Majarete, arroz con dulce, almojábanas... ¿Dónde estarán aquellas manos resplandecientes de blancura de carne y de alma, que para estos días de diciembre, tan suaves, tan azules, tan amables, se complacían en recrear mis ojos de niño con las tres exquisitas golosinas que he nombrado, puestas sobre un mantel?

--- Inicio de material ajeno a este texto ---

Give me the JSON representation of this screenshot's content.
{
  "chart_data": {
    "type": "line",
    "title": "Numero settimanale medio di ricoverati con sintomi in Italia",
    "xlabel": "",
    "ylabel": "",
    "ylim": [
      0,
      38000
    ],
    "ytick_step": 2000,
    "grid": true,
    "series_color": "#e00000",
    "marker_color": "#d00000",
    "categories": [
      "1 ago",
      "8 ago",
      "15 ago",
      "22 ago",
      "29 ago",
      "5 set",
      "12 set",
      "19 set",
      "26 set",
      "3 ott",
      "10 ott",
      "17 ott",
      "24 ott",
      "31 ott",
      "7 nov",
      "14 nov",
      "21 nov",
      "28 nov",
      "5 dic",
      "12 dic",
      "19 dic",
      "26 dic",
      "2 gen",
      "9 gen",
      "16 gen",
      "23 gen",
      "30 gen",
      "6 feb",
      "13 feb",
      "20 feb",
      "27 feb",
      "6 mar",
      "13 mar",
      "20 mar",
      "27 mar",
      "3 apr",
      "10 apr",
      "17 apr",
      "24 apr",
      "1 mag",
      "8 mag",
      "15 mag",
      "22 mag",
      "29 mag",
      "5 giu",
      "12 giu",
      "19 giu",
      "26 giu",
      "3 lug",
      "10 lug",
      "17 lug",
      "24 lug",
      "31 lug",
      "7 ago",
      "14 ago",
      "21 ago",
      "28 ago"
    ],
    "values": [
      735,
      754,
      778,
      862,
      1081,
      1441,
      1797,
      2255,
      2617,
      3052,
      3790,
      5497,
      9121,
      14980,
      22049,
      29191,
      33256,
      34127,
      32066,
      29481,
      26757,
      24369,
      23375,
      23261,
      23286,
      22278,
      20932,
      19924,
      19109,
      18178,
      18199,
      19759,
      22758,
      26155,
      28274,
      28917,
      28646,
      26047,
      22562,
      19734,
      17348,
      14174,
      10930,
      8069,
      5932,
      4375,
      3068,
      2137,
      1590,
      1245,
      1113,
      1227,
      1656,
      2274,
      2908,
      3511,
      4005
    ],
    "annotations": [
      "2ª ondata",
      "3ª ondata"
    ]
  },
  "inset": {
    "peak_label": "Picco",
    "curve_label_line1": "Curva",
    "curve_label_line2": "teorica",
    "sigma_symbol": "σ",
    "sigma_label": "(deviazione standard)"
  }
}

Fino era el aire como filo de navaja; verdes los campos, pero no del verde crudo y detonante del resto del año, sino de un verde claro, delicado y lánguido. Y en todas partes, en el aire fino de la montaña y en el verde claro de los campos, ecos de coplas jíbaras olorosas a selva que subían y subían triunfantes por entre la malla de cálidas notas que tejían la guitarra y el cuatro y el güiro. ¡Oh aquellos días, melancólicamente apacibles, en que no había regaños de maestros ni necias disciplinas escolares, y todo sonreía, y había nidos y trinos y vuelos en los cafetales de Coabey, y los caminos se llenaban de muchachas, y yo tenía permiso para montar a caballo, en el minúsculo caballo negro y manso que me habían regalado, y seguir las parrandas, las alegres parrandas de gentes humildes y sanas de corazón que por instinto tenían la sabiduría de volverse niños una vez al año para irse por los caminos pidiendo aguinaldo!

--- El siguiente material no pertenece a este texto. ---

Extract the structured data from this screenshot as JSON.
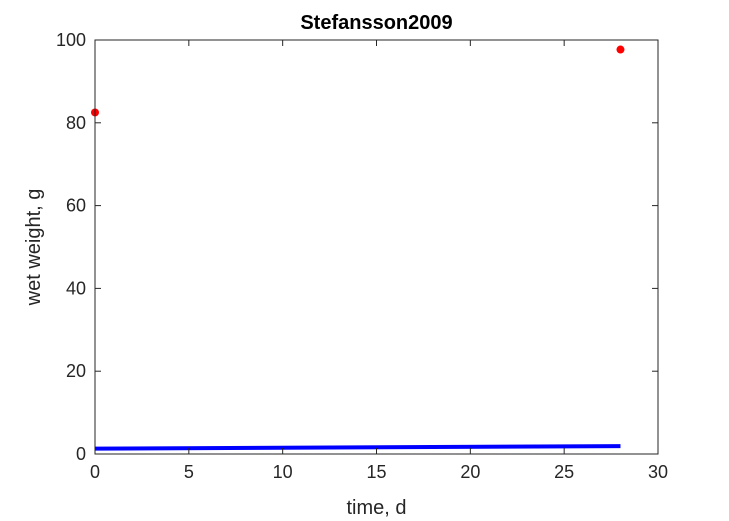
{
  "chart_data": {
    "type": "line",
    "title": "Stefansson2009",
    "xlabel": "time, d",
    "ylabel": "wet weight, g",
    "xlim": [
      0,
      30
    ],
    "ylim": [
      0,
      100
    ],
    "xticks": [
      0,
      5,
      10,
      15,
      20,
      25,
      30
    ],
    "yticks": [
      0,
      20,
      40,
      60,
      80,
      100
    ],
    "grid": false,
    "series": [
      {
        "kind": "scatter",
        "color": "#ff0000",
        "x": [
          0,
          28
        ],
        "y": [
          82.5,
          97.7
        ]
      },
      {
        "kind": "line",
        "color": "#0000ff",
        "x": [
          0,
          28
        ],
        "y": [
          1.3,
          1.9
        ]
      }
    ]
  }
}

En la larva de hombre que era yo entonces, qué de impresiones recogidas ávidamente, como en una especie de íntimo delirio, por todos mis poros, en todo cuanto mi vista abarcaba, desde la rama de guaba que mecía blandamente la brisa primaveral, hasta la cálida vibración de juventud en el cuerpo, en la mirada y en la voz de las muchachas que cantaban y bailaban. Yo no bailaba ni cantaba, porque era niño y tímido, pero miraba, miraba, miraba. Y de las cuerdas tensas de mis nervios se quedó prendida para siempre la rara sensación inexpresable que me producía el verdor de los campos, el palpitar voluptuoso del aire, la salmodia perenne del río, la vibración de juventud en los cuerpos de las jíbaras, y el eco lánguido de la copla campesina resonando sobre los intrépidos acentos del cuatro y los trágicos acentos de la guitarra. Y desde entonces enfermé; enfermé de la grave dolencia de ensoñación que inocularon en mi sangre el aire y las montañas y el río de Coabey, cuando les vi vestidos con el traje delicado y galano que les daba diciembre.

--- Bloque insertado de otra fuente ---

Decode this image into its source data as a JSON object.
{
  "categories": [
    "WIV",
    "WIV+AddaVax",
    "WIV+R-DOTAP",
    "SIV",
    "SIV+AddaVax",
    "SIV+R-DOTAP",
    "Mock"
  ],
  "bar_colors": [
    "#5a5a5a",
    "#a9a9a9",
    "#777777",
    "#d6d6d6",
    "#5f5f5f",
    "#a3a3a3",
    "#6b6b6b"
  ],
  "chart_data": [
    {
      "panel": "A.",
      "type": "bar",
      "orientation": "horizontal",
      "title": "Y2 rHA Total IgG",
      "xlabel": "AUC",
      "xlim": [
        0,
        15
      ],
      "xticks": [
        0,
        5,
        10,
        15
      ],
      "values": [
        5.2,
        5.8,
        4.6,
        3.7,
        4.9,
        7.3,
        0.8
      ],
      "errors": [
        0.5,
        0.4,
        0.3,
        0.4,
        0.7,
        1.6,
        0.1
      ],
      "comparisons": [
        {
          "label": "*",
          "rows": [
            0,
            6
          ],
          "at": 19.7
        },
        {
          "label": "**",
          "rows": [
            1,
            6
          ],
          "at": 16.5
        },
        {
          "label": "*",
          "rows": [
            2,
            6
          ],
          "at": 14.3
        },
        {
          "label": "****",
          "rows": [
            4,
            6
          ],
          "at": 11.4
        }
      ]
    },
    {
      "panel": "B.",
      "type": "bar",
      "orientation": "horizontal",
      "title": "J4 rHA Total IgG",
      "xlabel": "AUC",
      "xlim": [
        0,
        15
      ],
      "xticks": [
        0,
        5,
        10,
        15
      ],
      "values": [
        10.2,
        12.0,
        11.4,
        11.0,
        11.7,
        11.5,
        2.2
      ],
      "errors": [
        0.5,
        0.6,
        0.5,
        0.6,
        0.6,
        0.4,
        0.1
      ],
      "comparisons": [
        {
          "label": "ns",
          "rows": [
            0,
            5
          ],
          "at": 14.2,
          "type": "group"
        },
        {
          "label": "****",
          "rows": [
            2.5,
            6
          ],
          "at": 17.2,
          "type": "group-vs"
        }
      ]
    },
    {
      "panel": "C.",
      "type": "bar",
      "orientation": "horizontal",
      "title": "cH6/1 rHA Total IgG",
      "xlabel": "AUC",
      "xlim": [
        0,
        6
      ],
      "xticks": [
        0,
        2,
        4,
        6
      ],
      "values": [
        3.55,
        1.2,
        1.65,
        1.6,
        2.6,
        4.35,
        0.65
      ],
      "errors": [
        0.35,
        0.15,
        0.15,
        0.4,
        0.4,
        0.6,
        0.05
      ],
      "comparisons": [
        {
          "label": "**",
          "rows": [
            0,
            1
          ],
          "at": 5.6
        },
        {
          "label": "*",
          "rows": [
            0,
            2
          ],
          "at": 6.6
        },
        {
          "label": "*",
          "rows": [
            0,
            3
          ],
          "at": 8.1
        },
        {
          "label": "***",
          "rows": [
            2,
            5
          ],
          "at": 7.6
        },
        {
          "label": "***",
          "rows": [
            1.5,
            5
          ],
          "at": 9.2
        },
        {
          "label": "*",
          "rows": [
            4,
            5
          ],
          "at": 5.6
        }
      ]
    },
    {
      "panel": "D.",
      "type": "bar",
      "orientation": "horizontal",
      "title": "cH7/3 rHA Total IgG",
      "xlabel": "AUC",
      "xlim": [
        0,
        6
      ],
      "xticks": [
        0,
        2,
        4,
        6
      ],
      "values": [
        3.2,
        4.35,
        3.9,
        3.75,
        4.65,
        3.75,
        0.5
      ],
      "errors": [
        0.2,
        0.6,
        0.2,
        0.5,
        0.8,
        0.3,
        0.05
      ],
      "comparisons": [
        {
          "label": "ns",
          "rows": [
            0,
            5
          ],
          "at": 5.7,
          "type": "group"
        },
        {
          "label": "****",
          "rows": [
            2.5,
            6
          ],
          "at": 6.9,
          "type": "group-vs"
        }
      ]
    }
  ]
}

Y vuelven, han vuelto ya los días de fin de año, tan suaves, tan azules, tan amables, en que diluye su alborozo la mañana y su pena la tarde. Vuelven... ¿pero dónde está mi caballito negro de seguir parrandas? ¿dónde las ondulantes y frescas muchachas que llenaban los caminos? ¿dónde la copla jíbara que glosaban el cuatro y la guitarra?... ¿Y dónde, dónde hallar, Dios mío, por mucho que yo peregrinase buscándola, aquella voz, aquella cara, la figura aquella de mujer buena, triste y dulce, de cuyas manos resplandecientes de bondad recibí yo tantas veces las exquisitas golosinas de diciembre?
Majarete, arroz con dulce, almojábanas... ¡Quién iba a pensar que estas palabras me habían de conmover con la emoción de ahora, que las voy diciendo muy despacio, muy sosegada y religiosamente, pues al decirlas siento que se me llena el alma de cosas de infancia, de melodías lejanas que cantan y lloran!